Tedjo Edhi Purdijatno, ministro per gli Affari politici e legali, afferma che "il messaggio è chiaro: non oltrepassate le nostre acque senza gli opportuni permessi". Il presidente, aggiunge il primo ammiraglio Manahan Simorangkir, portavoce della Marina, "ha emesso l'ordine e noi lo traduciamo in azione". Dietro l'ordine emesso da Jokowi, "spara e affonda", vi è il proposito di difendere l'economia e la produzione nazionale; il presidente ha anche chiarito che, prima di procedere con l'affondamento, tutti i pescatori presenti sui battelli vanno "prima di tutto" messi in salvo. 

Jokowi lamenta perdite per miliardi di dollari all'anno, causati dalla pesca illegale da parte di imbarcazioni straniere in acque territoriali; tuttavia, la linea dura promossa dal capo di Stato incontra resistenze interne e straniere.
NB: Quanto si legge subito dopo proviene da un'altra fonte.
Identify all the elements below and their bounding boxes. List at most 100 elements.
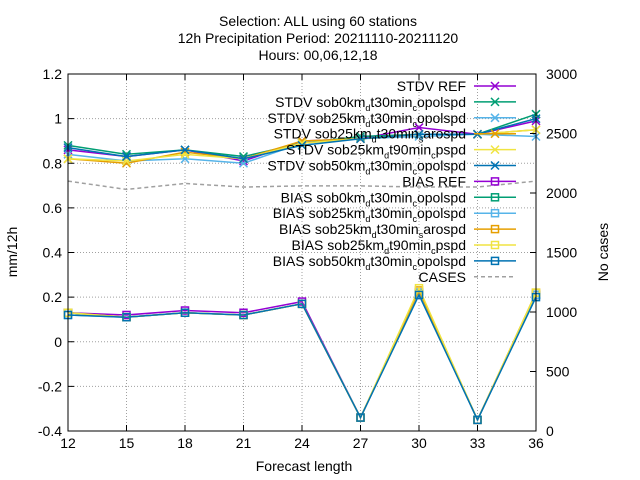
data-point	[121, 152, 132, 162]
data-point-stroke	[297, 140, 307, 150]
data-point-stroke	[121, 149, 132, 159]
legend-text: opolspd	[417, 110, 466, 126]
legend-subscript: d	[365, 103, 370, 113]
x-tick-label: 36	[528, 435, 544, 451]
y2-tick-label: 3000	[546, 66, 577, 82]
legend-text: STDV sob50km	[267, 158, 365, 174]
legend-text: BIAS sob0km	[281, 189, 366, 205]
legend-sample-marker	[490, 160, 500, 171]
y-tick-label: 1	[54, 111, 62, 127]
legend-sample-marker	[490, 129, 500, 139]
title-line-2: 12h Precipitation Period: 20211110-20211…	[178, 30, 459, 46]
x-tick-label: 21	[236, 435, 252, 451]
y2-tick-label: 0	[546, 423, 554, 439]
y-tick-label: 1.2	[43, 66, 63, 82]
legend-text: arospd	[423, 126, 466, 142]
legend-text: t30min	[377, 221, 419, 237]
data-point	[297, 299, 307, 309]
data-point	[122, 312, 131, 322]
legend-subscript: c	[412, 214, 417, 224]
legend-label: STDV REF	[397, 78, 466, 94]
legend-text: STDV sob25km	[286, 142, 384, 158]
legend-text: BIAS REF	[402, 173, 466, 189]
legend-sample-marker	[490, 208, 500, 218]
data-point-stroke	[355, 134, 366, 144]
legend-label: STDV sob0kmdt30mincopolspd	[275, 94, 466, 113]
data-point-stroke	[180, 145, 190, 155]
legend-text: pspd	[436, 237, 466, 253]
y2-axis-label: No cases	[595, 223, 611, 281]
legend-sample-marker-stroke	[490, 97, 500, 107]
data-point-stroke	[121, 152, 132, 162]
legend-label: BIAS sob50kmdt30mincopolspd	[273, 253, 466, 272]
data-point	[414, 290, 424, 300]
y-tick-label: 0.4	[43, 245, 63, 261]
data-point	[297, 140, 307, 150]
legend-subscript: d	[384, 246, 389, 256]
legend-sample-marker	[490, 113, 500, 123]
data-point	[355, 134, 366, 144]
legend-text: t30min	[370, 253, 412, 269]
chart-title: Selection: ALL using 60 stations 12h Pre…	[178, 13, 459, 63]
series-line	[67, 293, 537, 422]
y2-tick-label: 2000	[546, 185, 577, 201]
legend-subscript: c	[431, 151, 436, 161]
y-tick-label: 0	[54, 334, 62, 350]
legend-subscript: d	[365, 262, 370, 272]
legend-sample-marker-stroke	[490, 113, 500, 123]
legend-text: STDV sob25km	[274, 126, 372, 142]
legend-text: t30min	[370, 205, 412, 221]
x-tick-label: 27	[353, 435, 369, 451]
legend-subscript: d	[384, 151, 389, 161]
legend-text: opolspd	[417, 205, 466, 221]
legend-text: t90min	[389, 142, 431, 158]
series-line	[67, 180, 537, 191]
axes: 12 15 18 21 24 27 30 33 36 -0.4 -0.2 0 0.2 0.4 0.6 0.8 1…	[38, 66, 577, 451]
legend-text: STDV REF	[397, 78, 466, 94]
legend-text: opolspd	[417, 158, 466, 174]
legend-subscript: d	[365, 198, 370, 208]
legend-text: opolspd	[417, 189, 466, 205]
legend-text: t30min	[370, 189, 412, 205]
legend-label: STDV sob25kmdt90mincpspd	[286, 142, 466, 161]
title-line-1: Selection: ALL using 60 stations	[219, 13, 417, 29]
legend-label: BIAS sob25kmdt30minsarospd	[279, 221, 466, 240]
legend-subscript: d	[365, 167, 370, 177]
legend-sample-marker	[490, 240, 500, 250]
legend-sample-marker-stroke	[490, 145, 500, 155]
legend-text: BIAS sob25km	[279, 221, 372, 237]
legend-subscript: d	[365, 119, 370, 129]
legend-text: t90min	[389, 237, 431, 253]
legend-subscript: c	[412, 167, 417, 177]
title-line-3: Hours: 00,06,12,18	[258, 47, 377, 63]
legend-label: CASES	[419, 269, 466, 285]
legend-subscript: d	[365, 214, 370, 224]
legend-text: pspd	[436, 142, 466, 158]
legend-sample-marker	[490, 81, 500, 91]
data-point	[180, 308, 190, 317]
legend-text: t30min	[370, 110, 412, 126]
legend-label: BIAS sob25kmdt30mincopolspd	[273, 205, 466, 224]
x-tick-label: 12	[60, 435, 76, 451]
data-point-stroke	[414, 123, 424, 133]
legend-text: t30min	[370, 158, 412, 174]
legend-sample-marker-stroke	[490, 160, 500, 171]
legend-sample-marker	[490, 224, 500, 234]
data-point	[180, 145, 190, 155]
data-point-stroke	[414, 129, 424, 139]
data-point	[414, 129, 424, 139]
data-point-stroke	[238, 154, 249, 164]
y-tick-label: 0.2	[43, 289, 63, 305]
x-axis-label: Forecast length	[256, 458, 353, 474]
legend-sample-marker	[490, 193, 500, 202]
legend-subscript: c	[412, 103, 417, 113]
legend-text: BIAS sob25km	[273, 205, 366, 221]
legend-subscript: d	[372, 135, 377, 145]
legend-sample-marker	[490, 256, 500, 266]
legend-label: BIAS REF	[402, 173, 466, 189]
y-axis-label: mm/12h	[4, 227, 20, 278]
x-tick-label: 18	[177, 435, 193, 451]
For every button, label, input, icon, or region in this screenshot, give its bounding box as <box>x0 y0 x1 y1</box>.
Difatti la decisione ha scatenato le proteste di altre nazioni dell'area, fra cui Malaysia, Thailandia, Vietnam e Filippine; e nelle scorse settimane l'ala estremista islamica ha attaccato il ministro Susi Pudjiastuti, la prima ad annunciare il provvedimento, accusandola di incompetenza e inattitudine a ricoprire il ruolo al dicastero della Pesca.

In questi giorni voci di scontento si sono levate dai Paesi vicini, in particolare dai governi di Manila, Bangkok, Kuala Lumpur e Hanoi, le cui imbarcazioni per anni hanno praticato - senza contrasti o controlli - la pesca illegale in acque indonesiane. A guidare la protesta è la Malaysia, che accusa il presidente Jokowi di rianimare il nazionalismo interno indonesiano contro i vicini, come era già avvenuto negli anni '60 durante il mandato del primo presidente Sukarno.